Spannabis, Barcelona i Konopne Kluby Społeczne

Kiedy pomyślisz gdzie mógłbyś legalnie zapalić wakacyjnego spliffa na pierwszą myśl zawsze przychodzi Amsterdam ale mamy przecież także inne konopne stolice jak Praga czy właśnie słoneczna Barcelona.

Barcelona to nie  tylko słońce, plaże, palmy czy piękne kobiety, to też prawdopodobnie największa kolebka konopna w Europie. To właśnie Hiszpanie jako pierwsi na starym kontynencie zaczęli się sprzeciwiać konwencjom ONZ i zakazom uprawy rośliny, którą od setek lat ich pradziadowie kultywowali. Ich sprzeciw był skuteczny i przez lata walki i oporu udało im się wypracować bardzo dobrą politykę narkotykową uwzględniającą redukcję szkód i głosy zarówno zwolenników jak i przeciwników.
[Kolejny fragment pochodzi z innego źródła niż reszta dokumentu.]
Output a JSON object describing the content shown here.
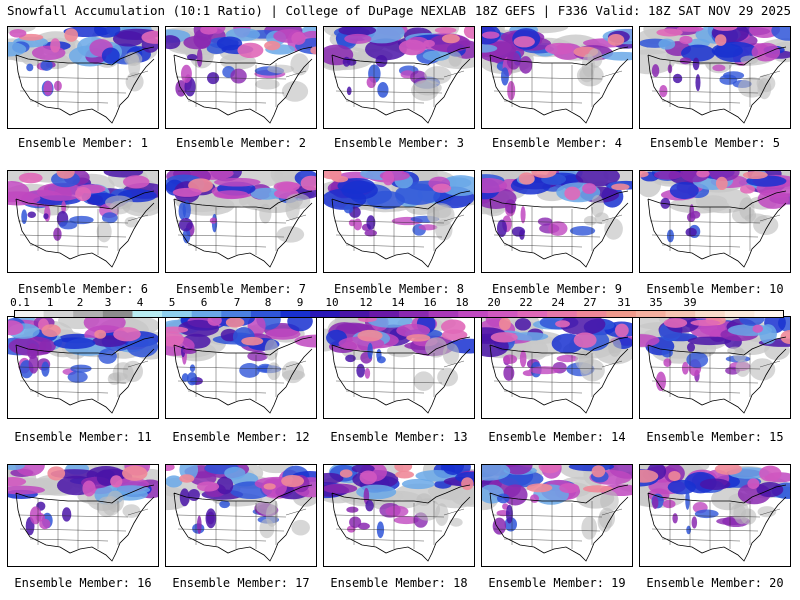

Dla turysty nie jest to zauważalne gołym okiem, ponieważ na ruchliwych uliczkach Barcelony szybciej i łatwiej kupić nielegalny, przemycany haszysz z Maroko od miejscowych imigrantów aniżeli dostać się do Konopnego Klubu Społecznego. Ponieważ aby móc się zapisać w takim miejscu trzeba mieć rekomendację 2 członków, mieć ponad 18 lat i zapłacić wpisowe w wysokości 10 euro na rok. Nam znajomymi pomogli zapisać się do „Asociacion Barcelonesa Cannabica de Autoconsumo” i dzięki temu możemy korzystać z 15 tego typu klubów w całym kraju. Sam klub z zewnątrz wygląda niepozornie, bez żadnych liści czy czegokolwiek co mogło by zdradzać przeznaczenie lokalu. Aby wejść musimy okazać  naszą kartę członkowską.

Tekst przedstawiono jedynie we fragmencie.